Reputation: 45
Given the following data frame for instance (mind you the original data for this column is a dtype('0'))
df = pd.DataFrame({'product_description': ["CUTLERY HVY DUTY FORKS", "XYZ DISP LQD SOAP", "ABCD FOOD STRG CNTNR"]})
How can I effectively identify and separate the abbreviations and produce a result like
product_description abbreviations
0 CUTLERY HVY DUTY FORKS [HVY]
1 XYZ DISP LQD SOAP [XYZ,DISP,LQD]
2 ABCD FOOD STRG CNTNR [ABCD,STRG,CNTNR]
So i convert the abbreviations into full words.
i have tried this:
import pandas as pd
import re
df = pd.DataFrame({'product_description': ["CUTLERY HVY DUTY FORKS", "XYZ DISP LQD SOAP", "ABCD FOOD STRG CNTNR"]})

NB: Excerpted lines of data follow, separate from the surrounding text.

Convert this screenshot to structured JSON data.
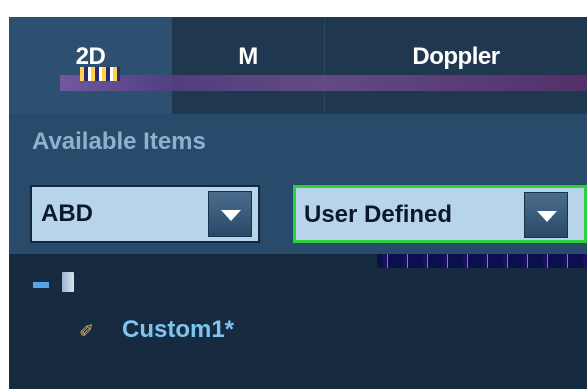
{
  "tabs": [
    {
      "label": "2D"
    },
    {
      "label": "M"
    },
    {
      "label": "Doppler"
    }
  ],
  "panel": {
    "title": "Available Items"
  },
  "dropdowns": {
    "exam": {
      "value": "ABD"
    },
    "preset": {
      "value": "User Defined"
    }
  },
  "tree": {
    "items": [
      {
        "label": "Custom1*"
      }
    ]
  },
  "colors": {
    "accent_border": "#2cd23a",
    "panel_bg": "#284a6b",
    "tree_label": "#7dc5f0"
  }
}
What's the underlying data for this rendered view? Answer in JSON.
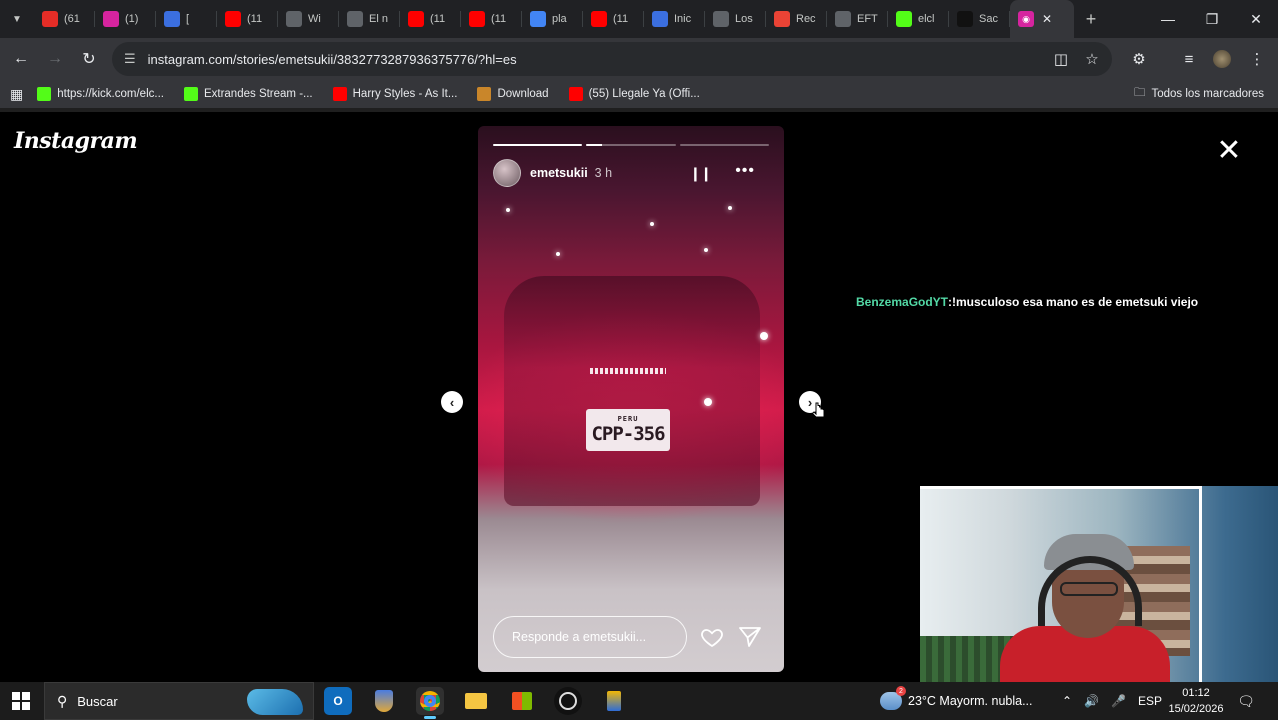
{
  "browser": {
    "tabs": [
      {
        "title": "(61",
        "icon": "kick-icon",
        "color": "#e52d27"
      },
      {
        "title": "(1)",
        "icon": "instagram-icon",
        "color": "#d6249f"
      },
      {
        "title": "[",
        "icon": "generic-blue-icon",
        "color": "#3b6fe0"
      },
      {
        "title": "(11",
        "icon": "youtube-icon",
        "color": "#ff0000"
      },
      {
        "title": "Wi",
        "icon": "wiki-icon",
        "color": "#5f6368"
      },
      {
        "title": "El n",
        "icon": "wiki-icon",
        "color": "#5f6368"
      },
      {
        "title": "(11",
        "icon": "youtube-icon",
        "color": "#ff0000"
      },
      {
        "title": "(11",
        "icon": "youtube-icon",
        "color": "#ff0000"
      },
      {
        "title": "pla",
        "icon": "google-icon",
        "color": "#4285f4"
      },
      {
        "title": "(11",
        "icon": "youtube-icon",
        "color": "#ff0000"
      },
      {
        "title": "Inic",
        "icon": "generic-blue-icon",
        "color": "#3b6fe0"
      },
      {
        "title": "Los",
        "icon": "nyt-icon",
        "color": "#5f6368"
      },
      {
        "title": "Rec",
        "icon": "gmail-icon",
        "color": "#ea4335"
      },
      {
        "title": "EFT",
        "icon": "globe-icon",
        "color": "#5f6368"
      },
      {
        "title": "elcl",
        "icon": "kick-icon",
        "color": "#53fc18"
      },
      {
        "title": "Sac",
        "icon": "tiktok-icon",
        "color": "#111111"
      }
    ],
    "active_tab_icon": "instagram-icon",
    "url": "instagram.com/stories/emetsukii/3832773287936375776/?hl=es",
    "bookmarks": [
      {
        "label": "https://kick.com/elc...",
        "icon": "kick-icon",
        "color": "#53fc18"
      },
      {
        "label": "Extrandes Stream -...",
        "icon": "kick-icon",
        "color": "#53fc18"
      },
      {
        "label": "Harry Styles - As It...",
        "icon": "youtube-icon",
        "color": "#ff0000"
      },
      {
        "label": "Download",
        "icon": "download-site-icon",
        "color": "#c9862a"
      },
      {
        "label": "(55) Llegale Ya (Offi...",
        "icon": "youtube-icon",
        "color": "#ff0000"
      }
    ],
    "all_bookmarks_label": "Todos los marcadores"
  },
  "instagram": {
    "logo_text": "Instagram",
    "story": {
      "username": "emetsukii",
      "time_ago": "3 h",
      "plate_country": "PERU",
      "plate_number": "CPP-356",
      "progress": [
        1.0,
        0.18,
        0.0
      ],
      "reply_placeholder": "Responde a emetsukii..."
    }
  },
  "chat_overlay": {
    "user": "BenzemaGodYT",
    "separator": ": ",
    "message": "!musculoso esa mano es de emetsuki viejo",
    "user_color": "#53d9a6"
  },
  "taskbar": {
    "search_placeholder": "Buscar",
    "weather_badge": "2",
    "weather_text": "23°C  Mayorm. nubla...",
    "language": "ESP",
    "time": "01:12",
    "date": "15/02/2026"
  }
}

def extract_abbreviations(description):
abbreviation_pattern = r'\b[A-Z]{2,}(?![a-z])' # Updated regular expression pattern to match abbreviations
abbreviations = re.findall(abbreviation_pattern, description)
return abbreviations
df['abbreviations'] = df['product_description'].apply(extract_abbreviations)
print(df)
but this is what i get :
product_description abbreviations
0 CUTLERY HVY DUTY FORKS [CUTLERY,HVY,DUTY,FORKS]

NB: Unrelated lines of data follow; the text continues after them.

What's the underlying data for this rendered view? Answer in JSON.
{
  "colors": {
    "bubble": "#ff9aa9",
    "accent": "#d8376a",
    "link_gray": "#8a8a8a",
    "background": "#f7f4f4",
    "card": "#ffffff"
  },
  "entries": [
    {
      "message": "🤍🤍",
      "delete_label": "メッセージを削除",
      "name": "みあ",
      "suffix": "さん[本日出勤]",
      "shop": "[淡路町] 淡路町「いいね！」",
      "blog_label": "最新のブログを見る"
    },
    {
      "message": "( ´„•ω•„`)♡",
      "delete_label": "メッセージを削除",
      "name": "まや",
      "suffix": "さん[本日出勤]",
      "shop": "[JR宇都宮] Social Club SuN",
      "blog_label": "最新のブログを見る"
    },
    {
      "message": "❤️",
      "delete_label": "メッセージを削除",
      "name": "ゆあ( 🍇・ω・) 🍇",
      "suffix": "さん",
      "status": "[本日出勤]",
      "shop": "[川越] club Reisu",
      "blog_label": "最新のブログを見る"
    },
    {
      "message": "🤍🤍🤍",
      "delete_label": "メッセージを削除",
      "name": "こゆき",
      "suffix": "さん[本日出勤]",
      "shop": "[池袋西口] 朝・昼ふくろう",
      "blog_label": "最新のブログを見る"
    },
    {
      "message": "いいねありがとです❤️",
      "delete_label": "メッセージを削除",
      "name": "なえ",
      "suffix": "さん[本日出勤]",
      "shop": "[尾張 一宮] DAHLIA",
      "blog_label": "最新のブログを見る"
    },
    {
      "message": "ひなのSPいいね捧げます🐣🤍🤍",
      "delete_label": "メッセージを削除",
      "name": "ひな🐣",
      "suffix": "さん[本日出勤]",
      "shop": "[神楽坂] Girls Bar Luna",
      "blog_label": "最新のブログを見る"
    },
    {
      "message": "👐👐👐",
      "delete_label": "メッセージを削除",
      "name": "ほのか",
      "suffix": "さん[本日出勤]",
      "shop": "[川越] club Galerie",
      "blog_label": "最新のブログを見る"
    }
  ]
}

1 XYZ DISP LQD SOAP [XYZ,DISP,LQD,SOAP]
2 ABCD FOOD STRG CNTNR [ABCD,FOOD,STRG,CNTNR]
Your help is much appreciated. Thank you
Upvotes: 0
Views: 99
Reputation: 8273
Given you have a list of abb ['XYZ', 'DISP', 'LQD', 'ABCD', 'STRG', 'CNTNR', 'HVY', 'SOAP']
You should be able the apply the below logic to obtain the desired result
abb=['XYZ', 'DISP', 'LQD', 'ABCD', 'STRG', 'CNTNR', 'HVY', 'SOAP']
def return_abb(row):
return list(set(row.split(" ")) & set(abb))
df['abbreviations']=df['product_description'].apply(return_abb)
Upvotes: 0